Review of Heist

Heist (2001)
3/10
Some imposing bone with no beef around
5 March 2017
The opening Heist and the bigger one are very fine outlines, clearly not very plausible but we are all here because we want to believe what we're showed and told.

But suspension of disbelief only works if the whole movie is tense, with sharp characters, straightforward action (by action I mean a rhythm consistent in making all the parts hold together), basically a make believe game where everything comes together. Just like in a carefully planned Heist. You can't take it for granted that the movie-goer will just be baffled by a couple of goods brought together.

In Heist you are supposed to accept some incongruities, mostly with characters that are very stereotypical. You have some great actors but at some point you can't throw in a couple of weaker characters without endangering the whole balance. Simply put, the movie-goer will start thinking harder while you had created the atmosphere for him to relax and listen to your story. Then things no longer feel urgent and compulsory, you try to second-guess the writer and as a result nothing you are watching really is captivating you.

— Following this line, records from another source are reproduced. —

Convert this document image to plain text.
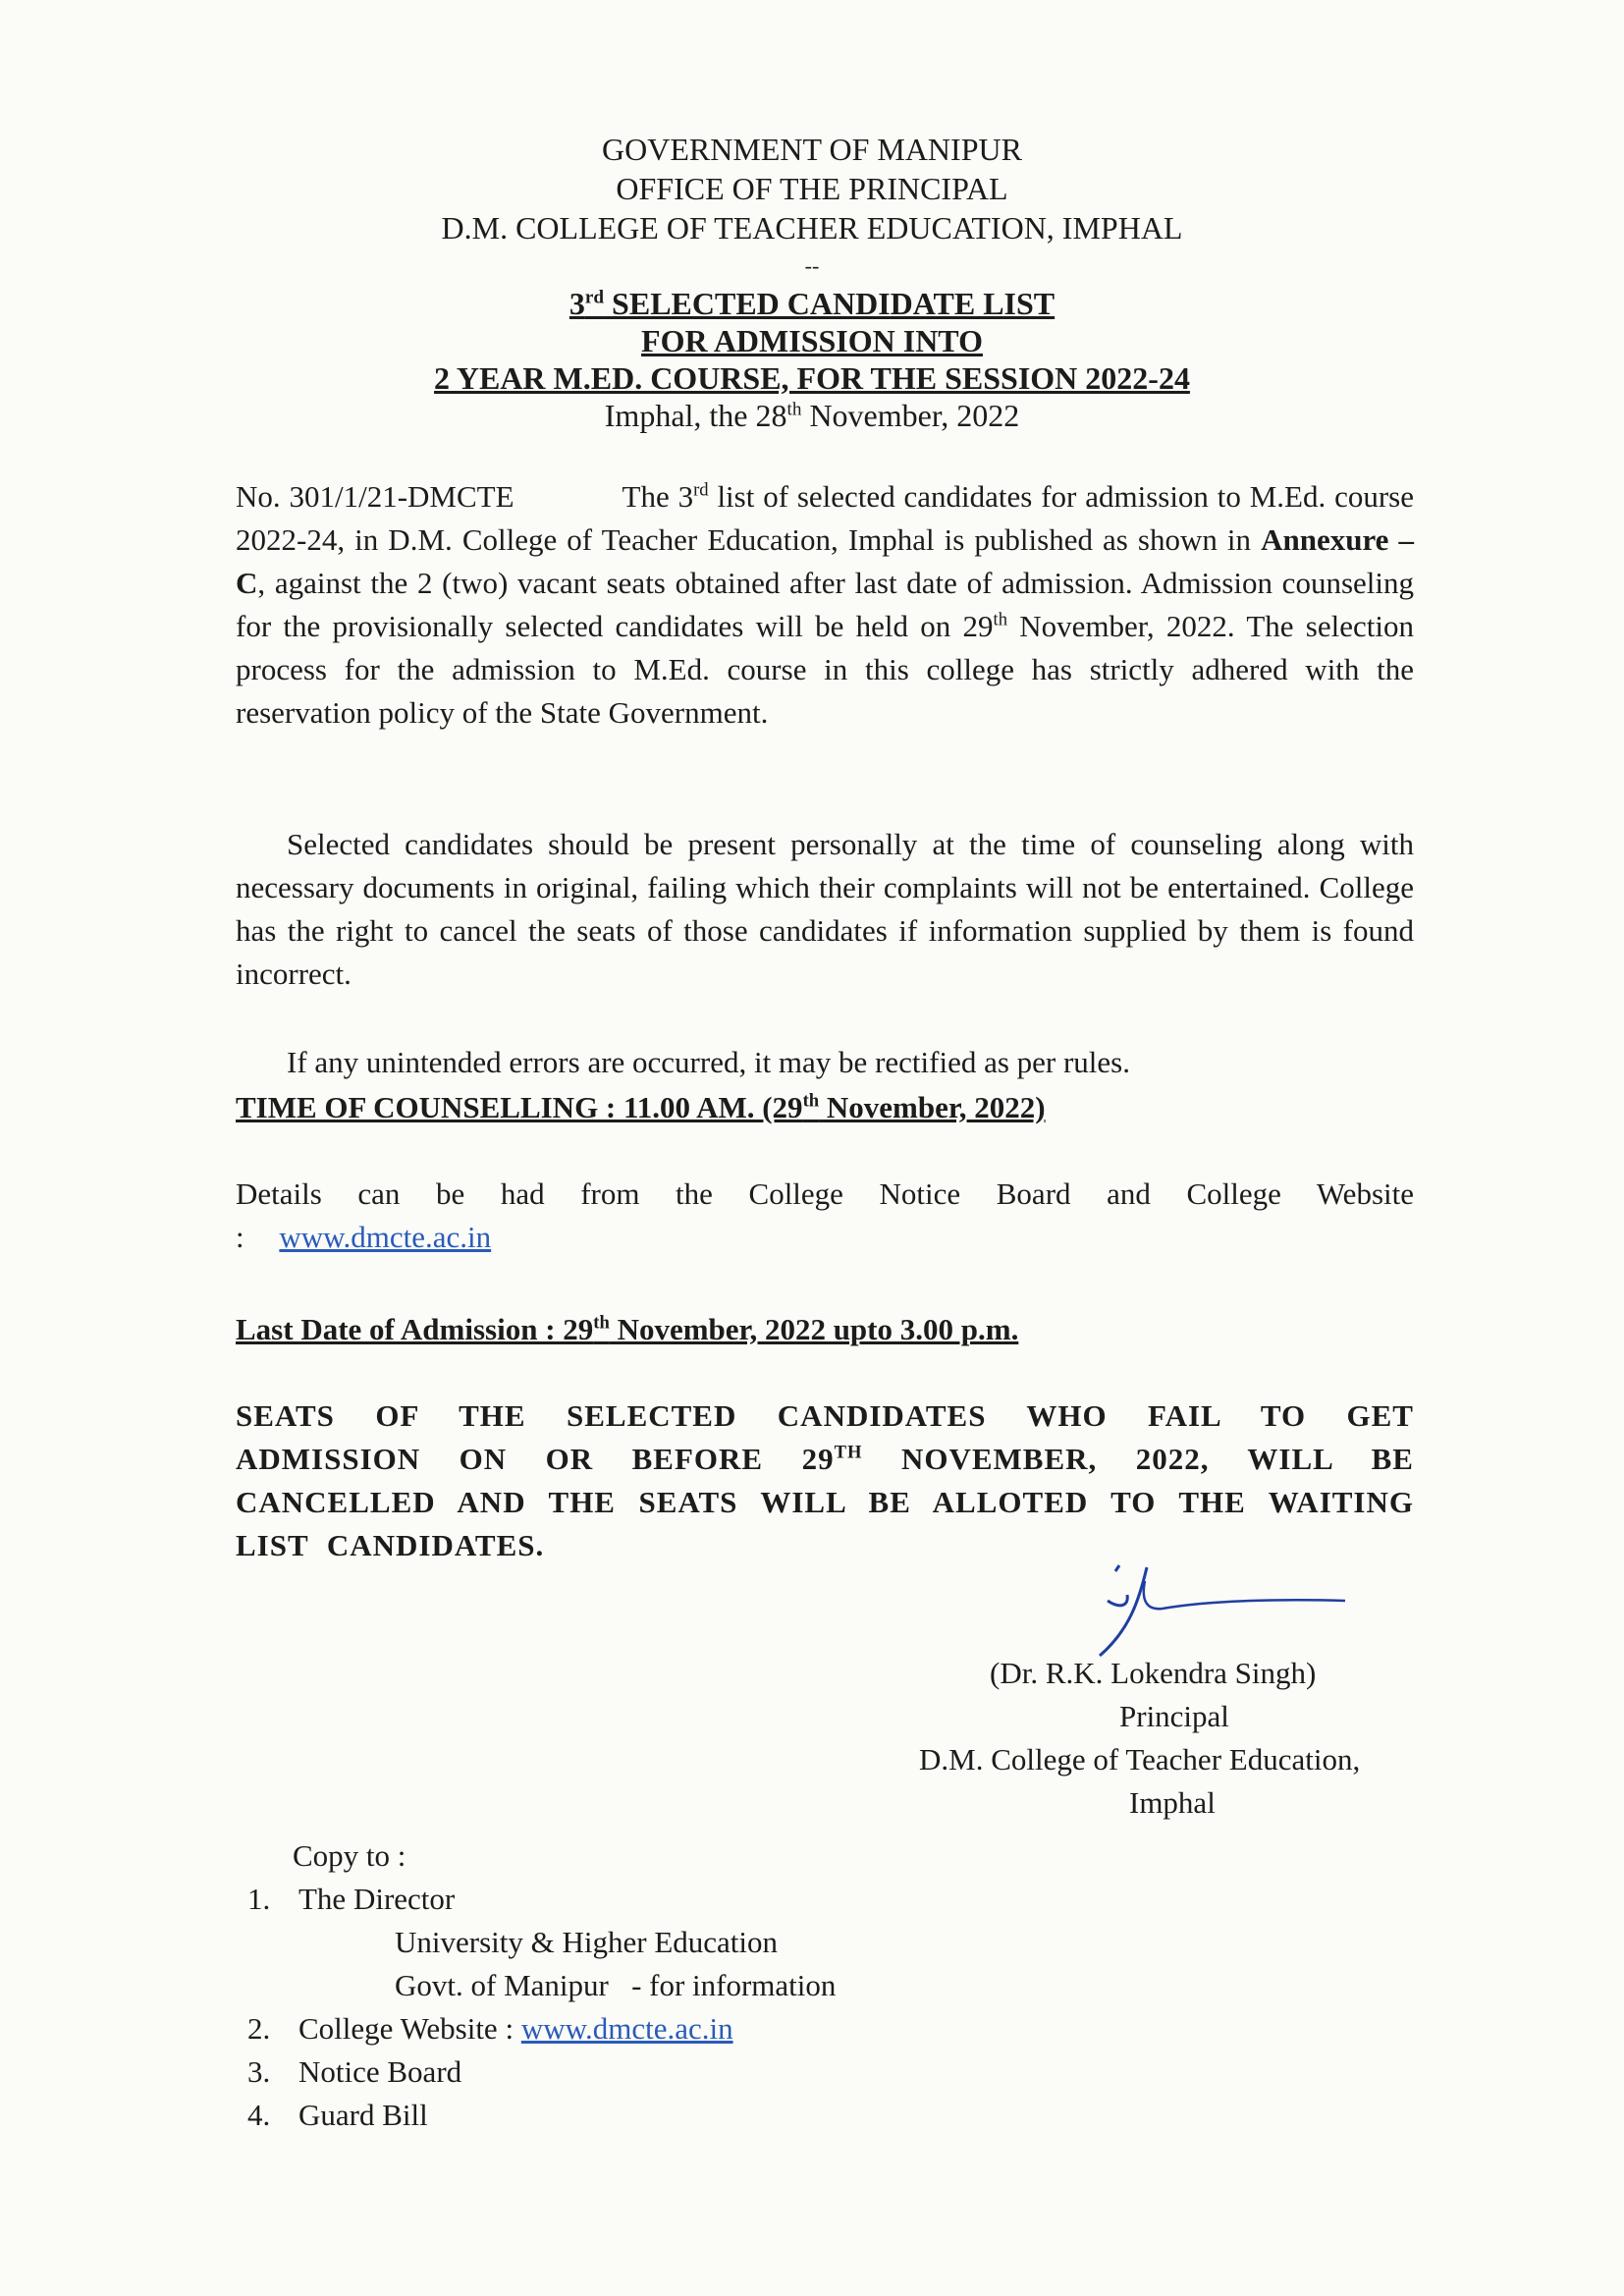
GOVERNMENT OF MANIPUR
OFFICE OF THE PRINCIPAL
D.M. COLLEGE OF TEACHER EDUCATION, IMPHAL
--
3rd SELECTED CANDIDATE LIST
FOR ADMISSION INTO
2 YEAR M.ED. COURSE, FOR THE SESSION 2022-24
Imphal, the 28th November, 2022
No. 301/1/21-DMCTE	The 3rd list of selected candidates for admission to M.Ed. course 2022-24, in D.M. College of Teacher Education, Imphal is published as shown in Annexure – C, against the 2 (two) vacant seats obtained after last date of admission. Admission counseling for the provisionally selected candidates will be held on 29th November, 2022. The selection process for the admission to M.Ed. course in this college has strictly adhered with the reservation policy of the State Government.
Selected candidates should be present personally at the time of counseling along with necessary documents in original, failing which their complaints will not be entertained. College has the right to cancel the seats of those candidates if information supplied by them is found incorrect.
If any unintended errors are occurred, it may be rectified as per rules.
TIME OF COUNSELLING : 11.00 AM. (29th November, 2022)
Details can be had from the College Notice Board and College Website : www.dmcte.ac.in
Last Date of Admission : 29th November, 2022 upto 3.00 p.m.
SEATS OF THE SELECTED CANDIDATES WHO FAIL TO GET ADMISSION ON OR BEFORE 29TH NOVEMBER, 2022, WILL BE CANCELLED AND THE SEATS WILL BE ALLOTED TO THE WAITING LIST CANDIDATES.
(Dr. R.K. Lokendra Singh)
Principal
D.M. College of Teacher Education,
Imphal
Copy to :
1. The Director
University & Higher Education
Govt. of Manipur   - for information
2. College Website : www.dmcte.ac.in
3. Notice Board
4. Guard Bill
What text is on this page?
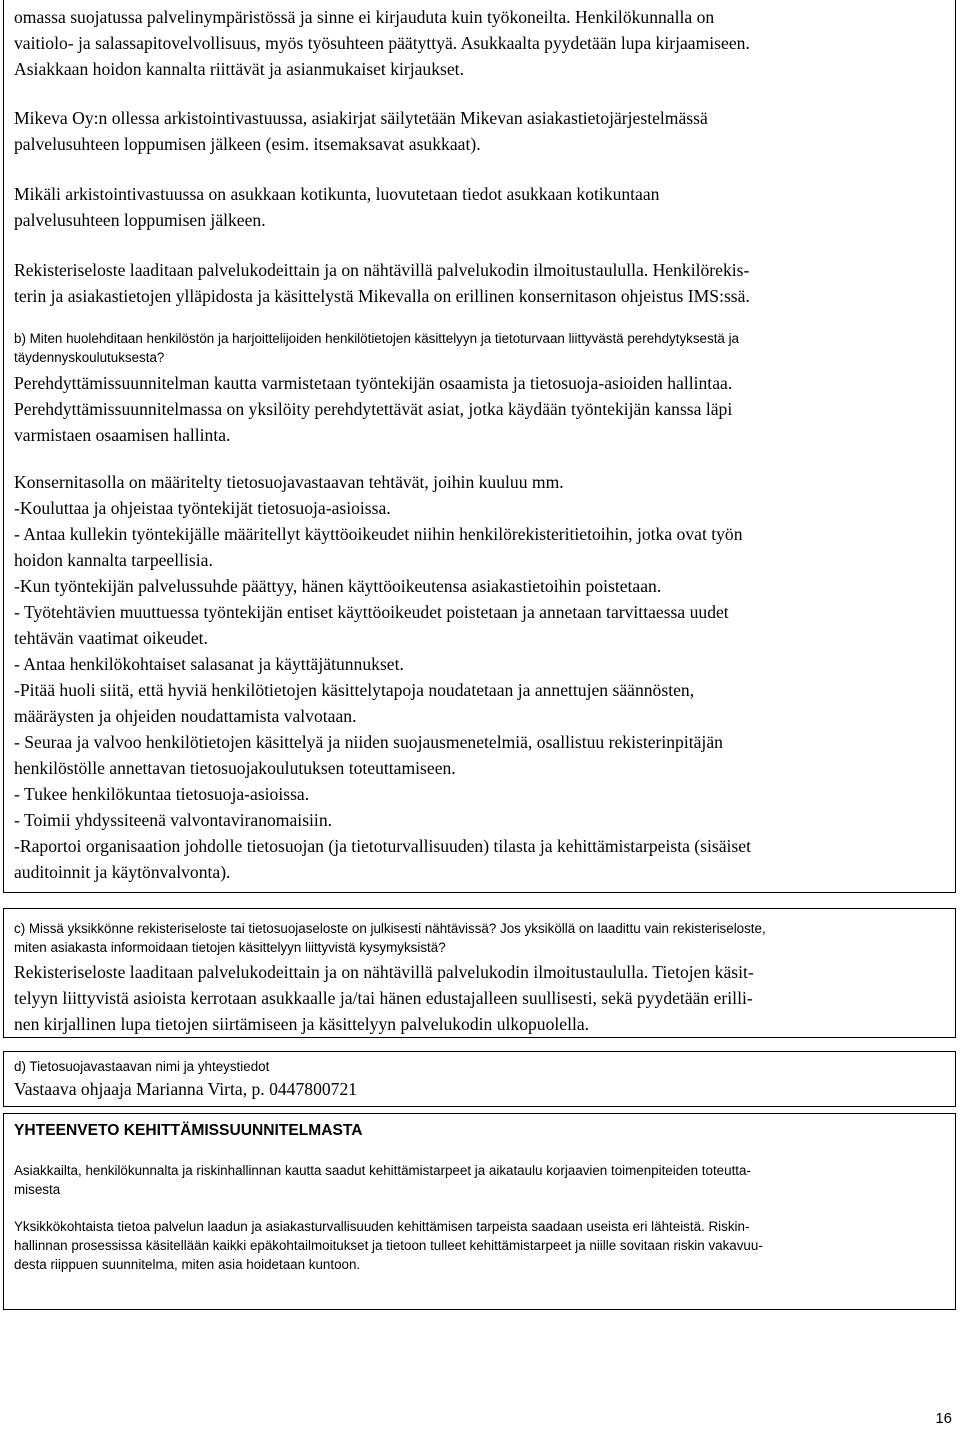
omassa suojatussa palvelinympäristössä ja sinne ei kirjauduta kuin työkoneilta. Henkilökunnalla on
vaitiolo- ja salassapitovelvollisuus, myös työsuhteen päätyttyä. Asukkaalta pyydetään lupa kirjaamiseen.
Asiakkaan hoidon kannalta riittävät ja asianmukaiset kirjaukset.
Mikeva Oy:n ollessa arkistointivastuussa, asiakirjat säilytetään Mikevan asiakastietojärjestelmässä
palvelusuhteen loppumisen jälkeen (esim. itsemaksavat asukkaat).
Mikäli arkistointivastuussa on asukkaan kotikunta, luovutetaan tiedot asukkaan kotikuntaan
palvelusuhteen loppumisen jälkeen.
Rekisteriseloste laaditaan palvelukodeittain ja on nähtävillä palvelukodin ilmoitustaululla. Henkilörekis-
terin ja asiakastietojen ylläpidosta ja käsittelystä Mikevalla on erillinen konsernitason ohjeistus IMS:ssä.
b) Miten huolehditaan henkilöstön ja harjoittelijoiden henkilötietojen käsittelyyn ja tietoturvaan liittyvästä perehdytyksestä ja
täydennyskoulutuksesta?
Perehdyttämissuunnitelman kautta varmistetaan työntekijän osaamista ja tietosuoja-asioiden hallintaa.
Perehdyttämissuunnitelmassa on yksilöity perehdytettävät asiat, jotka käydään työntekijän kanssa läpi
varmistaen osaamisen hallinta.
Konsernitasolla on määritelty tietosuojavastaavan tehtävät, joihin kuuluu mm.
-Kouluttaa ja ohjeistaa työntekijät tietosuoja-asioissa.
- Antaa kullekin työntekijälle määritellyt käyttöoikeudet niihin henkilörekisteritietoihin, jotka ovat työn
hoidon kannalta tarpeellisia.
-Kun työntekijän palvelussuhde päättyy, hänen käyttöoikeutensa asiakastietoihin poistetaan.
- Työtehtävien muuttuessa työntekijän entiset käyttöoikeudet poistetaan ja annetaan tarvittaessa uudet
tehtävän vaatimat oikeudet.
- Antaa henkilökohtaiset salasanat ja käyttäjätunnukset.
-Pitää huoli siitä, että hyviä henkilötietojen käsittelytapoja noudatetaan ja annettujen säännösten,
määräysten ja ohjeiden noudattamista valvotaan.
- Seuraa ja valvoo henkilötietojen käsittelyä ja niiden suojausmenetelmiä, osallistuu rekisterinpitäjän
henkilöstölle annettavan tietosuojakoulutuksen toteuttamiseen.
- Tukee henkilökuntaa tietosuoja-asioissa.
- Toimii yhdyssiteenä valvontaviranomaisiin.
-Raportoi organisaation johdolle tietosuojan (ja tietoturvallisuuden) tilasta ja kehittämistarpeista (sisäiset
auditoinnit ja käytönvalvonta).
c) Missä yksikkönne rekisteriseloste tai tietosuojaseloste on julkisesti nähtävissä? Jos yksiköllä on laadittu vain rekisteriseloste,
miten asiakasta informoidaan tietojen käsittelyyn liittyvistä kysymyksistä?
Rekisteriseloste laaditaan palvelukodeittain ja on nähtävillä palvelukodin ilmoitustaululla. Tietojen käsit-
telyyn liittyvistä asioista kerrotaan asukkaalle ja/tai hänen edustajalleen suullisesti, sekä pyydetään erilli-
nen kirjallinen lupa tietojen siirtämiseen ja käsittelyyn palvelukodin ulkopuolella.
d) Tietosuojavastaavan nimi ja yhteystiedot
Vastaava ohjaaja Marianna Virta, p. 0447800721
YHTEENVETO KEHITTÄMISSUUNNITELMASTA
Asiakkailta, henkilökunnalta ja riskinhallinnan kautta saadut kehittämistarpeet ja aikataulu korjaavien toimenpiteiden toteutta-
misesta
Yksikkökohtaista tietoa palvelun laadun ja asiakasturvallisuuden kehittämisen tarpeista saadaan useista eri lähteistä. Riskin-
hallinnan prosessissa käsitellään kaikki epäkohtailmoitukset ja tietoon tulleet kehittämistarpeet ja niille sovitaan riskin vakavuu-
desta riippuen suunnitelma, miten asia hoidetaan kuntoon.
16
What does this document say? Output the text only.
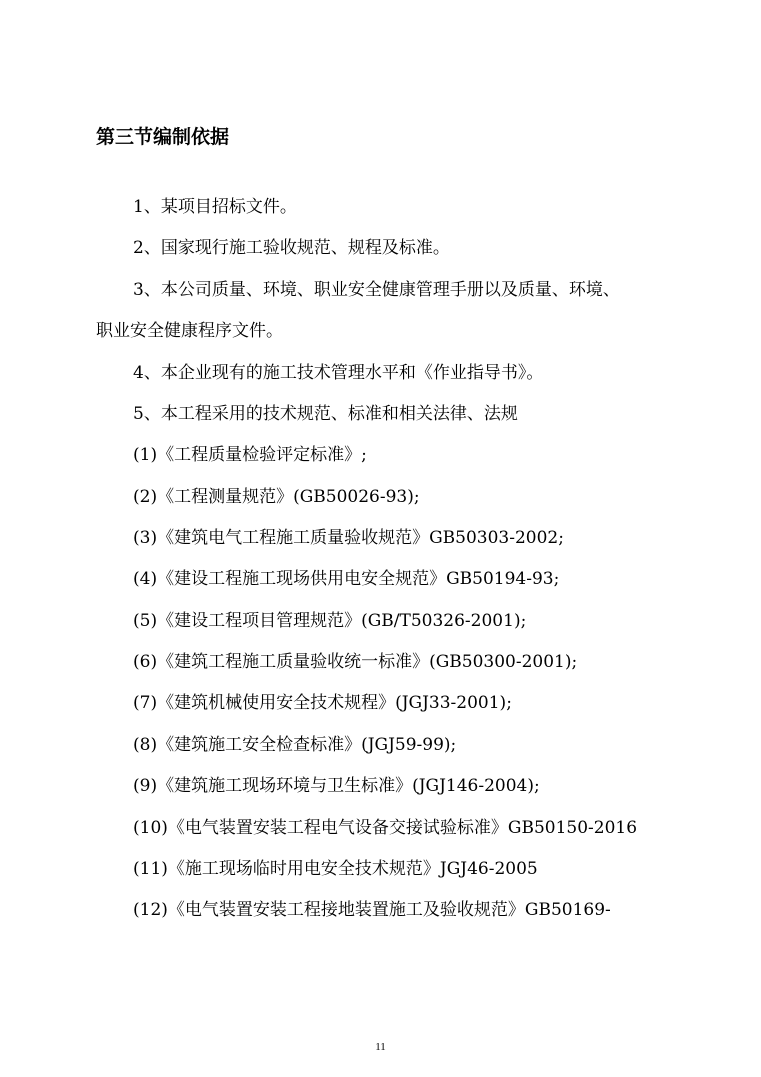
第三节编制依据
1、某项目招标文件。
2、国家现行施工验收规范、规程及标准。
3、本公司质量、环境、职业安全健康管理手册以及质量、环境、
职业安全健康程序文件。
4、本企业现有的施工技术管理水平和《作业指导书》。
5、本工程采用的技术规范、标准和相关法律、法规
(1)《工程质量检验评定标准》;
(2)《工程测量规范》(GB50026-93);
(3)《建筑电气工程施工质量验收规范》GB50303-2002;
(4)《建设工程施工现场供用电安全规范》GB50194-93;
(5)《建设工程项目管理规范》(GB/T50326-2001);
(6)《建筑工程施工质量验收统一标准》(GB50300-2001);
(7)《建筑机械使用安全技术规程》(JGJ33-2001);
(8)《建筑施工安全检查标准》(JGJ59-99);
(9)《建筑施工现场环境与卫生标准》(JGJ146-2004);
(10)《电气装置安装工程电气设备交接试验标准》GB50150-2016
(11)《施工现场临时用电安全技术规范》JGJ46-2005
(12)《电气装置安装工程接地装置施工及验收规范》GB50169-
11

This was the 3rd and hopefully last movie penned and directed by David "Lazy Me" Mamet for me (the 2 others being House of Games and The Spanish Prisoner). I wanted to see a heist movie with Gene Hackman so I sealed of my prejudices about Mamet... but they just flowed out to tell me I should never have lost another 2 hours with that fraud of a storyteller. Big twists patched all around (and in Heist you have plenty of time to see those coming - or maybe I am Mamet certified level 3?) with utility characters and one dull homely broad in the middle. That is the Mamet trademark. Or recipe if you accept there are bad recipes to fool those with the ultra low expectations of a MOWed brain.